WASHINGTON – The chairman of the U.S. bishops’ Committee on International Justice and Peace praised the Senate for ratifying a new arms control treaty with Russia Dec. 22, saying it was important that senators “joined across party lines” to support the New START treaty.
“The Holy See and our bishops’ conference have long supported efforts to promote nuclear disarmament and nonproliferation based on the church’s moral concern for indiscriminate and disproportionate weapons,” said Bishop Howard J. Hubbard of Albany, N.Y.
The Strategic Arms Reduction Treaty was signed April 8 in Prague by U.S. President Barack Obama and Russian President Dmitry Medvedev. The accord was ratified by the Senate in a 71-26 vote, and it still must be approved by Russia’s lawmakers.

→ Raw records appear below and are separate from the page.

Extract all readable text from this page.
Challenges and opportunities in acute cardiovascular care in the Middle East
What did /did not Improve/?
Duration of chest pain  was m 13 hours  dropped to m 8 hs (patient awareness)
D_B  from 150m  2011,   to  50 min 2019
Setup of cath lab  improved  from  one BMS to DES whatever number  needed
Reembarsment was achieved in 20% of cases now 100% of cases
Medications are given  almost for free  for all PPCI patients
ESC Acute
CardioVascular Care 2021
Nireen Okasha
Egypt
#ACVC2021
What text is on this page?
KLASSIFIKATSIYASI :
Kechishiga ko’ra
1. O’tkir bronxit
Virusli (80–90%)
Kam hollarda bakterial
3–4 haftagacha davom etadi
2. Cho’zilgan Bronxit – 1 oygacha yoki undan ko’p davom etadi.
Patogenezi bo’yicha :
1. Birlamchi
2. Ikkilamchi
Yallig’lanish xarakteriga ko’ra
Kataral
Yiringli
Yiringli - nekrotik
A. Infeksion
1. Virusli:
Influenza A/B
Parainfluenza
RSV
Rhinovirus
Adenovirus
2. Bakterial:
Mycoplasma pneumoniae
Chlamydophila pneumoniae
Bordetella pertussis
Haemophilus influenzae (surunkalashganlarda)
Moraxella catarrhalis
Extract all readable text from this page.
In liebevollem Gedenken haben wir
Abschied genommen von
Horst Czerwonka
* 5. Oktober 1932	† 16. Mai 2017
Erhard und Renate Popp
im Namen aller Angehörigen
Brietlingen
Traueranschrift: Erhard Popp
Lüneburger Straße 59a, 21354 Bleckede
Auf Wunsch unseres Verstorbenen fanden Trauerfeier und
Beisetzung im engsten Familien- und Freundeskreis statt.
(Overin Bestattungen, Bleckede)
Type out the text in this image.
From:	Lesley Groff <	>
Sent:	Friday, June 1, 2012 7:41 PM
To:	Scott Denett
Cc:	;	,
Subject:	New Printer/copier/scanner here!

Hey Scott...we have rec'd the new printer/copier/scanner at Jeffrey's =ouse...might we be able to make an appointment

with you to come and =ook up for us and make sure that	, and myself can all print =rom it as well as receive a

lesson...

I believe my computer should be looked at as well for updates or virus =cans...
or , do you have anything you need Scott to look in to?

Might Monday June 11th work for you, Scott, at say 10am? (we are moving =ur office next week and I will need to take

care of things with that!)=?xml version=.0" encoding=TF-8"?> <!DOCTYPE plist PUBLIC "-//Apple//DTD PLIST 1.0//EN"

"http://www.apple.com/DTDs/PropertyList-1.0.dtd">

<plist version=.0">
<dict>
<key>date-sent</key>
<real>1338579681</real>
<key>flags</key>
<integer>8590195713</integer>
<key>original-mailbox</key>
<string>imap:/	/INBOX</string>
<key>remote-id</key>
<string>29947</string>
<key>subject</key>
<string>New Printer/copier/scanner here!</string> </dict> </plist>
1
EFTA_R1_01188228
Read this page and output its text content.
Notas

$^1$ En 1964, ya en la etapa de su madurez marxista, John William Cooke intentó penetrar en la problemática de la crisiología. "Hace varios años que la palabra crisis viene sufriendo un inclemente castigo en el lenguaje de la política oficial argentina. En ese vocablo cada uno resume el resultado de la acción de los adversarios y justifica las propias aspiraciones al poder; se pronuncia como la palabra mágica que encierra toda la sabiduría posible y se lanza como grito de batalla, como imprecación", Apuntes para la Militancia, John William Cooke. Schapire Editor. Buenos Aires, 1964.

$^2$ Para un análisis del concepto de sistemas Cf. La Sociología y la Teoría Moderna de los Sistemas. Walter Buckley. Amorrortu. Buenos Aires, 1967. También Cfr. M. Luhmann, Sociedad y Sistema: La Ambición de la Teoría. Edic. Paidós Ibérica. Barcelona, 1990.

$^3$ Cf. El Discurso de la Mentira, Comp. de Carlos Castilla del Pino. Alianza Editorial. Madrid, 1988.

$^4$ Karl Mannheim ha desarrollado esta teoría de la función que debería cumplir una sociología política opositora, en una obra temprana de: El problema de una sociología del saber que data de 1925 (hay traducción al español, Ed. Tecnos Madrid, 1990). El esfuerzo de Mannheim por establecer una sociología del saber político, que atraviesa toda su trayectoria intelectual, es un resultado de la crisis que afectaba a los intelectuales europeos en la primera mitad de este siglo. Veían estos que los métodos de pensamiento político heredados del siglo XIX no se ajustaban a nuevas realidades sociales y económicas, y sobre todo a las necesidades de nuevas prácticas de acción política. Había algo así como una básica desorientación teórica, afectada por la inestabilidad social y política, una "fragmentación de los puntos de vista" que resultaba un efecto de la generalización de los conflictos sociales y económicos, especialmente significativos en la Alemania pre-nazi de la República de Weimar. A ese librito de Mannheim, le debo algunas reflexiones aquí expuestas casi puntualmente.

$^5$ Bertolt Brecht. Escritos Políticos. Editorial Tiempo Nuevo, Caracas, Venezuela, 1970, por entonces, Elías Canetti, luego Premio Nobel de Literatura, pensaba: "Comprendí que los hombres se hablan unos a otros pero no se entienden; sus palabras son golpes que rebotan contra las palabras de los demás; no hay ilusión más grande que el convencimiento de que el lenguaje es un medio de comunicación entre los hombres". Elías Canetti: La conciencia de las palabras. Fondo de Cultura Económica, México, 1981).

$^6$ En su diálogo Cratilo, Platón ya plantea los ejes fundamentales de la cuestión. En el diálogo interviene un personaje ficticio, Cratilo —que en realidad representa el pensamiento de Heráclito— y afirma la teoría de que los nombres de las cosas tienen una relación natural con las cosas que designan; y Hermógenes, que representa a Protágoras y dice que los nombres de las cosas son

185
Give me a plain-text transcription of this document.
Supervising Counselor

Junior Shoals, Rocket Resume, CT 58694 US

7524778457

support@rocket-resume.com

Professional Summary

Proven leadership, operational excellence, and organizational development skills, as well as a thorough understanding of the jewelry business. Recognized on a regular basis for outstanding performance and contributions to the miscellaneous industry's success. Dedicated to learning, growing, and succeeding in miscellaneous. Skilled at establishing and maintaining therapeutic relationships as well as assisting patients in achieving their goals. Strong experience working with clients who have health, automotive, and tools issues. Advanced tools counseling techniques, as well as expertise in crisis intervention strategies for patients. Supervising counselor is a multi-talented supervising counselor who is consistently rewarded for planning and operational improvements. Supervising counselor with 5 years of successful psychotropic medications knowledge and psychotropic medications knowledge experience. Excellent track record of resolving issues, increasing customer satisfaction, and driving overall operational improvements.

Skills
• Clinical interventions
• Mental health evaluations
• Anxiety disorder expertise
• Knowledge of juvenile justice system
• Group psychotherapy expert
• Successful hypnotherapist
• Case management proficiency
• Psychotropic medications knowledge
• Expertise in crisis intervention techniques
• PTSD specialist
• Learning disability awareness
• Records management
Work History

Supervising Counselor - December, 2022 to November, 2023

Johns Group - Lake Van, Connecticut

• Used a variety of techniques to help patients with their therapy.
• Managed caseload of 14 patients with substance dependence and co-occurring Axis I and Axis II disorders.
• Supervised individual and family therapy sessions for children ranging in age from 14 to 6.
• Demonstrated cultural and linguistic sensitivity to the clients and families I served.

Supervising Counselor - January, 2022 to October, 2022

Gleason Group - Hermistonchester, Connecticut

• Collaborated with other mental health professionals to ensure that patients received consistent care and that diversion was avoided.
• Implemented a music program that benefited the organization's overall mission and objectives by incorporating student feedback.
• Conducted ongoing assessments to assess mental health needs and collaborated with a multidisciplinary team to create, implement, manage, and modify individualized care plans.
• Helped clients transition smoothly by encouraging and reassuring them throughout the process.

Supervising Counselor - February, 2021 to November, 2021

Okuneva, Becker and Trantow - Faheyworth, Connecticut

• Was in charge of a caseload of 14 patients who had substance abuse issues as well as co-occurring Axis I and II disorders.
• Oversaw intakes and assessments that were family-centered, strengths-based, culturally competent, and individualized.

It calls for both countries to reduce their strategic arsenals – weapons deployed on long-range missiles, bombers and submarines – to 1,550 each. Under the previous START pact, which expired in December 2009, both countries reduced their strategic arsenals to 2,200 weapons each.
Sen. John Kerry, D-Mass., who as chairman of the Committee on Foreign Relations steered the pact through the Senate, said ratification “makes a statement about the United States of America as a whole, not just the president.”
“It says we’re a country in which, even in contentious times, where 100 senators have a responsibility, 71 of them came together … and articulated the direction the U.S. wants to go with respect to nuclear weapons,” Kerry added.
Other prominent Democrats who supported ratification included Sen. Dianne Feinstein, D-Calif., chairwoman of the Select Committee on Intelligence. All 56 Democratic senators voted for it, as did 13 Republicans and the chamber’s two Independents.
In the days leading up to the vote, Bishop Hubbard twice called on senators to ratify the New START pact, saying it was an urgent matter and would send “a clear and moral message to the world.”
He outlined the church’s long support for nuclear arms reduction, extending back to the Cold War. He said the U.S. bishops, as well as Pope Benedict XVI, have maintained that the reduction and eventual elimination of nuclear weapons is required in order to hold up the dignity of human life.
“Pope Benedict XVI has asserted that in nuclear war, there will be no victors, only victims,” Bishop Hubbard said.
Joining the bishop in a nationwide telephone news conference Dec. 7, the Rev. Leith Anderson, president of the National Association of Evangelicals, also urged the Senate to act by the end of the 2010 rather than to delay a decision until the new Congress convenes in January.